"La La Land" passed its first audition Tuesday — and then some, earning a record-tying 14 Oscar nominations.
Now, the question is: Can it go on and land the role it has seemed destined to win since debuting at film festivals this fall? Can it take the Oscar for best picture?
For those not wanting next month's ceremony spoiled, you should probably skip ahead a couple of paragraphs. In fact, you might want to skip ahead to next year's Oscars.
Because no movie is going to beat "La La Land" this year.
This morning's Oscar nominations also contained a number of other newsworthy developments. #OscarsSoWhite won't be trending on social media, with several actors of color — Denzel Washington, Octavia Spencer, Mahershala Ali, Viola Davis, Naomie Harris, Dev Patel and Ruth Negga — earning acting nominations.
But the promise that anyone can realize their dreams in Hollywood remains elusive. Last year, four women earned nominations in the screenplay categories. This year, there was just one — Allison Schroeder, who co-wrote "Hidden Figures" with Theodore Melfi.
And no women were nominated for director, which probably goes without saying if you saw the findings last week from the Center for the Study of Women in Television and Film's latest study. (Women made up just 7% of all directors working on the 250 highest-grossing domestic releases in 2016, down 2% from last year.)
You know who was nominated for director? Mel Gibson, for "Hacksaw Ridge." Gibson's war drama earned six nominations, including nods for picture and lead actor Andrew Garfield. The recognition for Gibson, who had been ostracized from Hollywood for anti-Semitic comments he made several years ago, represents one of the biggest comeback stories of recent years.
Nine movies earned nominations for best picture, returning the category to the robust number it enjoyed in the first three years that the academy went to a variable number of nominees.
The group isn't full of commercial hits, though "Hidden Figures" and "La La Land" are both expected to blow past $100 million at the box office, and "Arrival" is inching its way toward that mark. But it does include three of the year's most critically acclaimed movies — "Moonlight," "Manchester by the Sea" and "La La Land" — films that tell personal stories (yes, dreamers, even "La La Land") in ways that make us understand our humanity just a bit better.
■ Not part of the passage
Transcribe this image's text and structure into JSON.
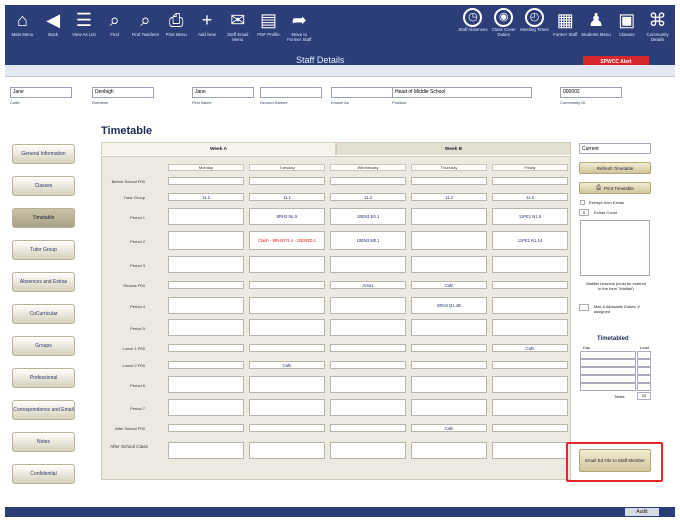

And if voters couldn't recognize every worthy performance this year, they did an admirable job of highlighting compelling turns like Ruth Negga's in "Loving." That powerful, patient film, the story of Richard and Mildred Loving's historic legal fight to have their interracial marriage recognized by the state of Virginia, is one of the year's best — and, in its own way, one of the great movie love stories of recent times.
Most people — myself included — feared it would be shut out this morning. Negga's nomination showed that voters can sometimes look beyond the casts of best picture nominees and find worthy work.